I remember very little about the fall of the Berlin Wall. Being 14 years old way back in 1989, I was far more concerned with comics, DJing in pubs (I started young) and girls. One thing I do recall is watching the video footage of the people standing on top of the wall itself, dancing away with pickaxes in hand, and the seminal shot of that chunk of concrete being pulled down. Since then, the world has moved on – the Wall itself is now just another tourist attraction and the struggle for freedom has headed into Africa.
Looking into the events that occurred in Berlin back at the end of the eighties is something that should be checked out by everyone. It’s the idea of people triumphing against The State that appeals to everyone, especially one Ted Torgerson who thought it such an interesting and turbulent time that he took one of his favourite games – Twilight Struggle – and rebuilt it from the ground up to replicate the fight between the Communist East and Democratic West. For a more detailed chat about how he did it, check out episode 37 of The Little Metal Dog Show where I talked with Ted all about how the game came to be, but for now, here’s my thoughts on 1989: Dawn of Freedom.
The first thing you’ll notice when you crack open the box (assuming you have any experience of Twilight Struggle) is how familiar feeling it all is. Production throughout is of the usual high GMT quality that we see with all their releases these days with a huge mounted board, plenty of solid feeling cardboard chits and some very nicely put together cards. Then, of course, there’s the mildly terrifying rulebook. Never the friendliest element of a GMT release, flicking through it may make newbies want to put everything back in the box and leave it alone. Fight that temptation. 1989 is worth the work you’ll need to put in.
The premise is simple. Two players face off in a battle to gain or retain control over the countries of Eastern Europe. The Communist player is desperately trying to cling on to power in the six countries in which the game is played, while the Democratic side wheedles their way in with tales of freedom and Big Macs. The whole game runs in essentially the same way as TS with both players using cards from their hands to do one of two things; first, each card represents an event that focuses on one of the players – no matter who puts it down, the event will trigger, meaning that if you’ve got a handful of cards aimed at your opposite number, you’re in for a bad time… Thankfully the cards are pretty well balanced, meaning that you’ll invariably end up playing an equal(ish) amount of events per side.

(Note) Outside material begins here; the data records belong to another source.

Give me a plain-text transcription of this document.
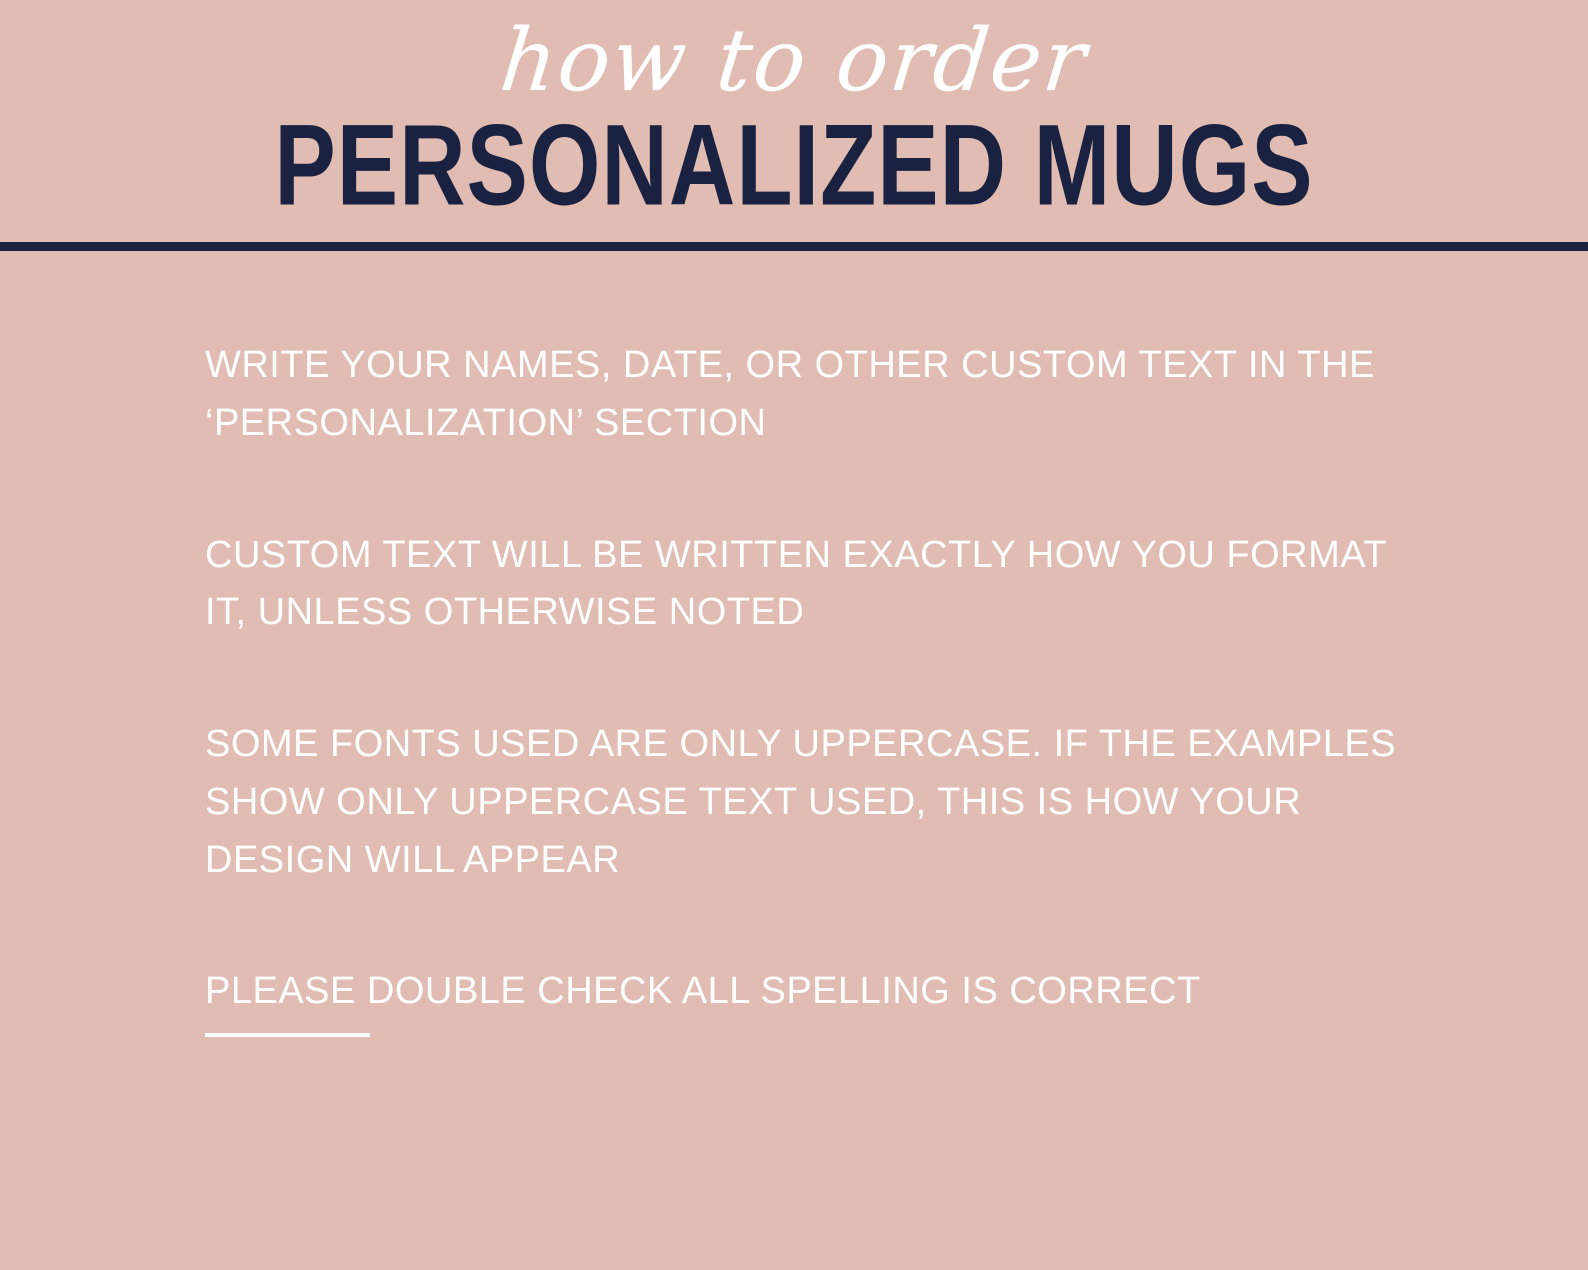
how to order
PERSONALIZED MUGS

WRITE YOUR NAMES, DATE, OR OTHER CUSTOM TEXT IN THE ‘PERSONALIZATION’ SECTION

CUSTOM TEXT WILL BE WRITTEN EXACTLY HOW YOU FORMAT IT, UNLESS OTHERWISE NOTED

SOME FONTS USED ARE ONLY UPPERCASE. IF THE EXAMPLES SHOW ONLY UPPERCASE TEXT USED, THIS IS HOW YOUR DESIGN WILL APPEAR

PLEASE DOUBLE CHECK ALL SPELLING IS CORRECT
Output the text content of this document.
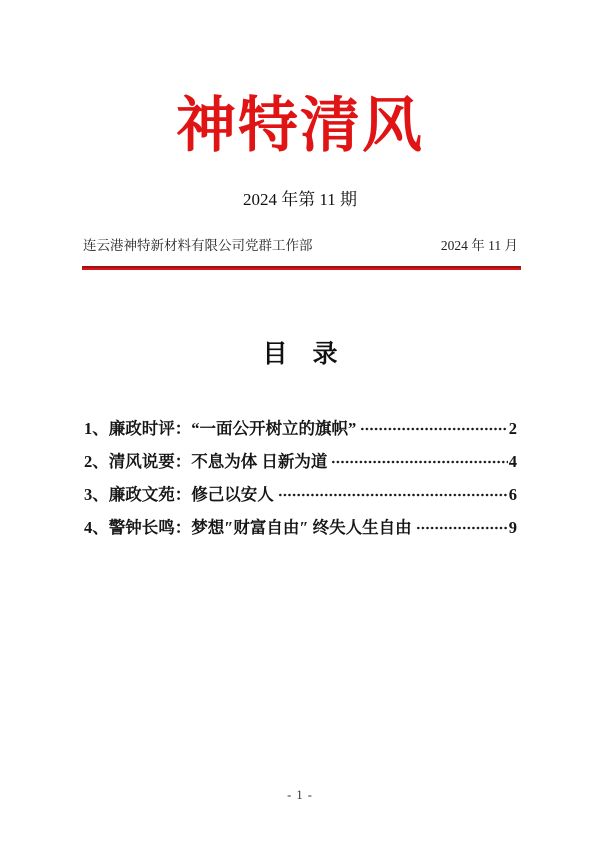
神特清风
2024 年第 11 期
连云港神特新材料有限公司党群工作部	2024 年 11 月
目　录
1、廉政时评：“一面公开树立的旗帜”	2
2、清风说要：不息为体 日新为道	4
3、廉政文苑：修己以安人	6
4、警钟长鸣：梦想″财富自由″ 终失人生自由	9
- 1 -
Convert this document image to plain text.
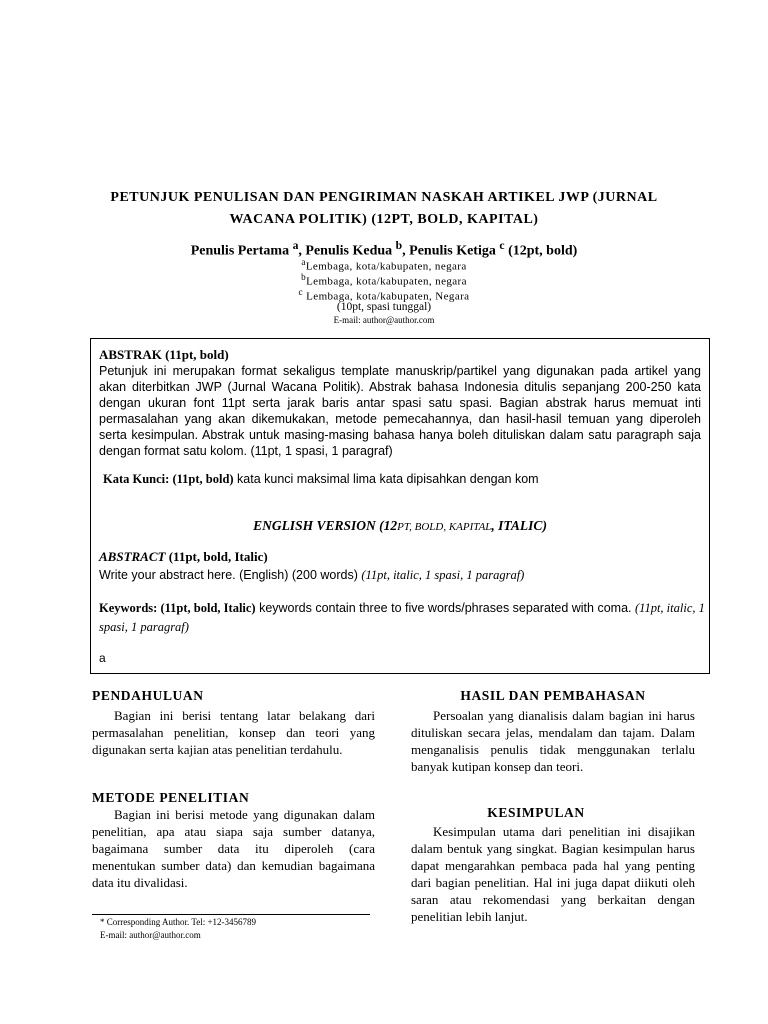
PETUNJUK PENULISAN DAN PENGIRIMAN NASKAH ARTIKEL JWP (JURNAL
WACANA POLITIK) (12PT, BOLD, KAPITAL)
Penulis Pertama $^a$, Penulis Kedua $^b$, Penulis Ketiga $^c$ (12pt, bold)
$^a$Lembaga, kota/kabupaten, negara
$^b$Lembaga, kota/kabupaten, negara
$^c$ Lembaga, kota/kabupaten, Negara
(10pt, spasi tunggal)
E-mail: author@author.com
ABSTRAK (11pt, bold)
Petunjuk ini merupakan format sekaligus template manuskrip/partikel yang digunakan pada artikel yang akan diterbitkan JWP (Jurnal Wacana Politik). Abstrak bahasa Indonesia ditulis sepanjang 200-250 kata dengan ukuran font 11pt serta jarak baris antar spasi satu spasi. Bagian abstrak harus memuat inti permasalahan yang akan dikemukakan, metode pemecahannya, dan hasil-hasil temuan yang diperoleh serta kesimpulan. Abstrak untuk masing-masing bahasa hanya boleh dituliskan dalam satu paragraph saja dengan format satu kolom. (11pt, 1 spasi, 1 paragraf)
Kata Kunci: (11pt, bold) kata kunci maksimal lima kata dipisahkan dengan kom
ENGLISH VERSION (12PT, BOLD, KAPITAL, ITALIC)
ABSTRACT (11pt, bold, Italic)
Write your abstract here. (English) (200 words) (11pt, italic, 1 spasi, 1 paragraf)
Keywords: (11pt, bold, Italic) keywords contain three to five words/phrases separated with coma. (11pt, italic, 1 spasi, 1 paragraf)
a
PENDAHULUAN
Bagian ini berisi tentang latar belakang dari permasalahan penelitian, konsep dan teori yang digunakan serta kajian atas penelitian terdahulu.
METODE PENELITIAN
Bagian ini berisi metode yang digunakan dalam penelitian, apa atau siapa saja sumber datanya, bagaimana sumber data itu diperoleh (cara menentukan sumber data) dan kemudian bagaimana data itu divalidasi.
HASIL DAN PEMBAHASAN
Persoalan yang dianalisis dalam bagian ini harus dituliskan secara jelas, mendalam dan tajam. Dalam menganalisis penulis tidak menggunakan terlalu banyak kutipan konsep dan teori.
KESIMPULAN
Kesimpulan utama dari penelitian ini disajikan dalam bentuk yang singkat. Bagian kesimpulan harus dapat mengarahkan pembaca pada hal yang penting dari bagian penelitian. Hal ini juga dapat diikuti oleh saran atau rekomendasi yang berkaitan dengan penelitian lebih lanjut.
* Corresponding Author. Tel: +12-3456789
E-mail: author@author.com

The second thing is that cards grant you the ability to place Support Points. This is signified by the number in the top left corner and shows represents the amount of influence you can spread around the board. As the game progresses, both sides will struggle for control of cities and areas in the different countries, hopefully being the leading power when the scoring card for that area comes out. With the main focus of the game being on gaining victory points, being dominant in a country at the right time is crucial but by no means a guarantee of winning – especially if you’re the Democratic player. At the very end of the game, the Communist player gets a hefty amount of bonus points dependent on how many countries are still under their rule, so it often comes down to the very end.
While both players are fighting for to promote their way of life on the map, there’s also another area that needs to be monitored; the Tiananmen Square track. Investment of your cards will prove most beneficial to you, bestowing bonuses to your cards and dice rolls – as long as you remain in the lead. As with everything in Dawn of Freedom, everything is delicately balanced… going for a push on the track to try and gain some advantage could leave you well open to being ruined on the board.
And that is exactly what makes 1989: Dawn of Freedom such an incredible game. Sure, some may see it as a reskin of the masterpiece that is Twilight Struggle, but that’s so far away from the reality. While it’s true that they both share the same heritage, they’re telling two entirely different stories, filled with two separate sets of events that come together to create a pair of wonderful games. It may look utterly terrifying, but once you choose to invest some time in the game you’ll realise that it’s actually rather straightforward. The true skill comes in the bluff and double bluff of pressing your influence at the right time, looking for that gap in the opponent’s armour that you can exploit when they’re not expecting it.
It’s a game that will reward multiple plays, especially if you manage to put together a series with a regular opponent. While everything in Dawn of Freedom is built around the events of over twenty years ago, you’ll be creating a story of your own as you both learn the intricacies of the game. Now, while I don’t believe that this will usurp Twilight Struggle’s position as one of BGG’s finest, I am sure that it will run it close as time goes on. Already regarded as an excellent release from GMT mere weeks after its release, 1989: Dawn of Freedom’s reputation can only mature as more and more people get to try it out.
1989: Dawn of Freedom is a co-creation between Ted Torgerson and Jason Matthews, released by GMT in 2012. It plays strictly with two players, with your average game taking around three hours. If you want a copy for yourself, you’ll be looking to pay £40.99 from Gameslore.